Cabeçalho Futebol NacionalEm jogo atrasado, referente à sexta jornada da Ledman Ligapro, o Covilhã recebeu a Académica de Coimbra. Vindo ambos de uma vitória, queriam dar sucessão aos resultados positivos. Em dia de feriado, o Estádio Santos Pinto não poderia pedir melhor adesão, com as bancadas repletas de adeptos, muitos deles apoiantes da Briosa.

Depois de um minuto de silêncio por Mário Wilson, o “velho capitão”, que jogou e treinou a equipa da Académica, o jogo começou com bastante intensidade, sendo uma primeira parte maioritariamente jogada no meio-campo. O primeiro lance de perigo foi mesmo realizado pelos pupilos de Filipe Gouveia, que encontrou aqui a sua equipa. A defesa dos estudantes cometeu um erro, em que se não fosse a rápida intervenção de Ricardo, que sai magoado do lance, estaria feito o primeiro golo para os da casa.
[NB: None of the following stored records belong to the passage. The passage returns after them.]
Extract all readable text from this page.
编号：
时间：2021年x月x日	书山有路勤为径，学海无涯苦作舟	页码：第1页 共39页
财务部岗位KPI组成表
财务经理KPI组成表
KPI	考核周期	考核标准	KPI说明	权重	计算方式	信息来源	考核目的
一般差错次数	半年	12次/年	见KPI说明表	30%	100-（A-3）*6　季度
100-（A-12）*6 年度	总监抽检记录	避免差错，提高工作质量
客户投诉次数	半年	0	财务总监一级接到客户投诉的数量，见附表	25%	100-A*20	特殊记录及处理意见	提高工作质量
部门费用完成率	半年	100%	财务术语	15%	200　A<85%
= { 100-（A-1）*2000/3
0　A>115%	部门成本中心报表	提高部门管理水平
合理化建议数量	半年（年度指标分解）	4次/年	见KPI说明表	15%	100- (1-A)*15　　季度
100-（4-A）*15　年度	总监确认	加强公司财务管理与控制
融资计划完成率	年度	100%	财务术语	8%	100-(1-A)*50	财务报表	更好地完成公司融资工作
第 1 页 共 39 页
 A Académica acordou e, num livre ganho a meio do meio-campo do Covilhã, quase ficava em vantagem no marcador, sendo por auto-golo de um elemento dos “leões da serra”. Igor Rodrigues viu a bola passar a escassos centímetros do seu poste.

Quando faltava pouco para a meia-hora de jogo, mais um lance de perigo para a Académica: canto perigoso do lado esquerdo, com a bola a passar toda a área serrana, mas ninguém apareceu para encontrar para dentro da baliza. No entanto, o Covilhã continuava a atacar. Quer por Ofori, que do lado direito do ataque recebe a bola no peito e remata a escassos centímetros da baliza academista, quer por Djikiné, que, a acabar a primeira parte, manda a bola ao poste.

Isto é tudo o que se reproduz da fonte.